Este indicador não corresponde ao peso do Estado na economia, mas sim quanto este gasta para prestar serviços públicos aos cidadãos. É na relação entre a despesa pública e o PIB que se pode ver uma aproximação do “engordar”, mas este rácio com base nas previsões do Governo só deverá ser conhecido hoje. Com base num défice de 7,1% e uma quebra do PIB de 8%, o Fundo Monetário Internacional (FMI) estimava em abril um salto do peso da despesa pública de 43,1% em 2019 para os 49,9% do PIB em 2020.

Assim, o Estado ganha peso não só porque aumenta a despesa pública mas também porque o PIB encolhe. Esta será “uma crise que se prevê severa, mas temporária”, nota o Governo no PEES. De facto, a quebra de 6,9% será “a maior contração que há registo nas últimas décadas”. Apesar de expressiva, a recuperação de 4,3% em 2021 só vai permitir recuperar metade da atividade económica perdida este ano, de acordo com as contas do ECO com base nas previsões do Governo e nos dados oficiais do INE.

Apoios sociais, investimentos rápidos e escola digital

A medida mais esperada do Orçamento Suplementar era o prolongamento do lay-off simplificado e os apoios que o irão substituir que, no total, vão custar 2,5 mil milhões de euros, segundo o primeiro-ministro.

Há mais duas despesas que sobressaem: os 523 milhões de euros dedicados a investimentos rápidos, nomeadamente 60 milhões de euros para remover amianto das escolas, e os 400 milhões de euros para a disseminar a escola digital à distância para todos, incluindo a aquisição de computadores e licenças de softwares.

Na área da saúde, que se viu em cheque nesta crise, haverá um reforço à volta de 100 milhões de euros dividida entre a recuperação da atividade assistencial do SNS e a valorização dos profissionais de saúde.

Apesar de já ser possível ter uma maior aproximação dos gastos públicos com o coronavírus, é de notar que nem todos os montantes referidos serão efetivamente despesa pública no imediato, como é o caso das garantias públicas para as linhas de crédito que são reforçadas em 6,8 mil milhões de euros, e nem tudo está claramente quantificado. Também é de assinalar que alguns destes montantes terão financiamento europeu já este ano, como o novo SURE da Comissão Europeia e a alocação de fundos comunitários.

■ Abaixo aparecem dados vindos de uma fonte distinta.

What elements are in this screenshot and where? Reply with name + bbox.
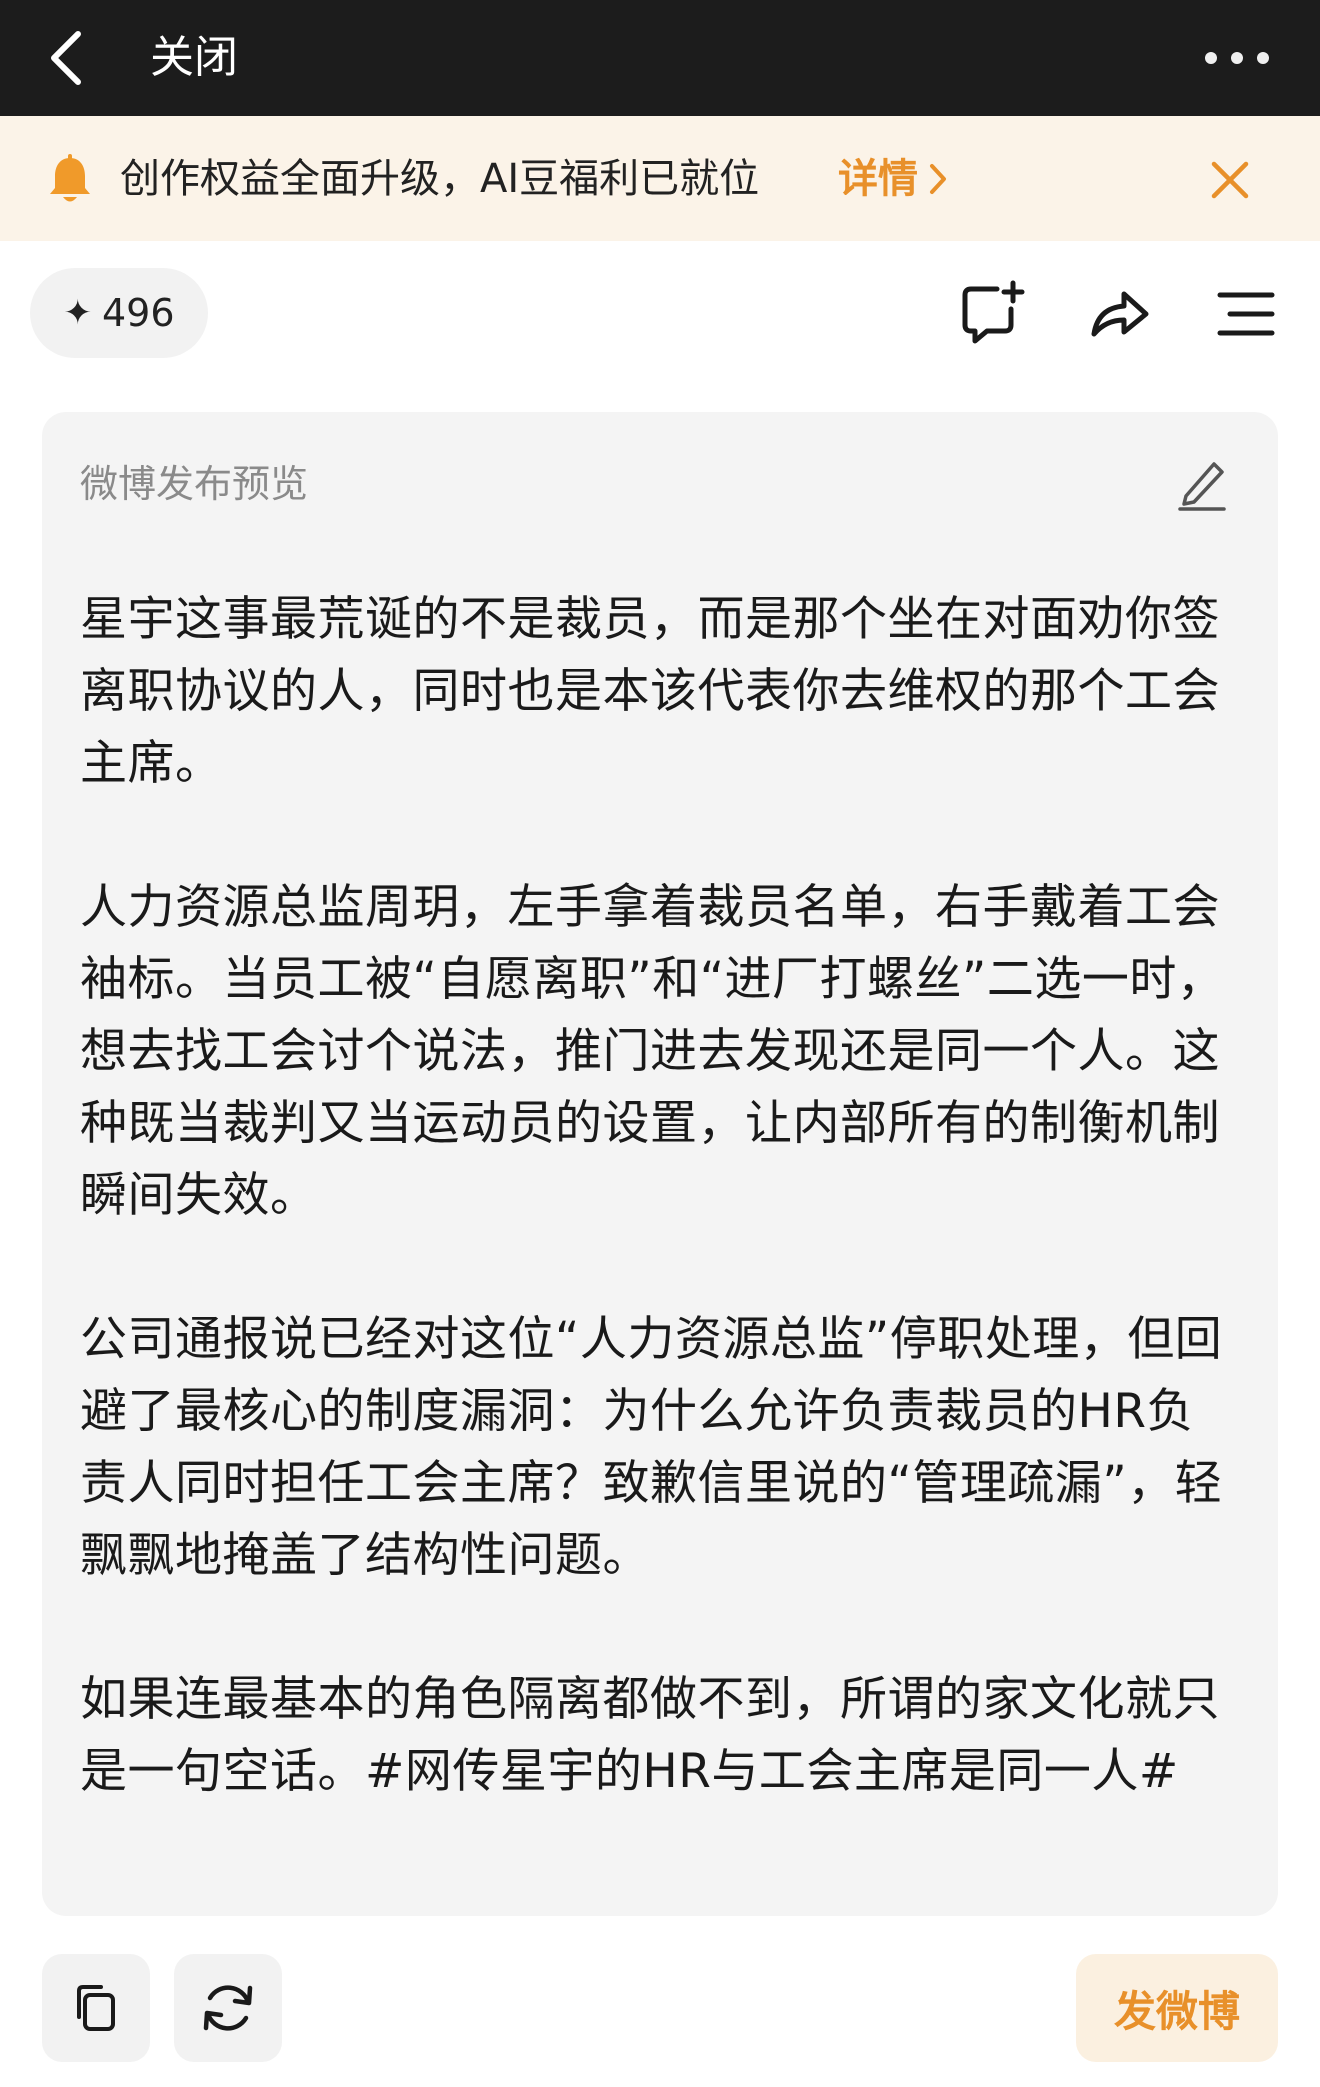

A única exceção às medidas do Governo que encolhem a receita ou aumentam a despesa é o adicional à contribuição de solidariedade sobre o setor bancário que gerará uma receita de 33 milhões de euros, valor que será consignado ao Fundo de Estabilização Financeira da Segurança Social. Para já, não se conhecem outras medidas do Governo para aumentar a receita ou diminuir a despesa no Orçamento Suplementar.

Esta proposta de alteração ao OE2020 que será aprovada em Conselho de Ministros e apresentada esta terça-feira será discutida na generalidade a 17 de junho, às 15h, no Parlamento. Ainda não se conhece a data da votação final global uma vez que tal dependerá do andamento dos trabalhos nas comissões parlamentares. Para acelerar o processo, o Governo quer que haja apenas audições ao ministro das Finanças, Mário Centeno, e à ministra do Trabalho e da Segurança Social, Ana Mendes Godinho, mas a palavra final é dos deputados.

O Governo conta com a viabilização por parte do Bloco de Esquerda, “caso os avanços negociados se concretizem”, e com a vontade do PSD, segundo Rui Rio, de também viabilizar. António Costa tinha dito que o objetivo era ter aprovação por unanimidade e a ministra da Presidência, Mariana Vieira da Silva, admitiu ao Expresso que o suplementar “é sempre um orçamento mais propenso ao compromisso alargado do que um normal”.

Após ser viabilizado na Assembleia da República, como é expectável que aconteça, o orçamento suplementar terá de ser promulgado pelo Presidente da República e só depois poderá entrar em vigor quando for publicado em Diário da República.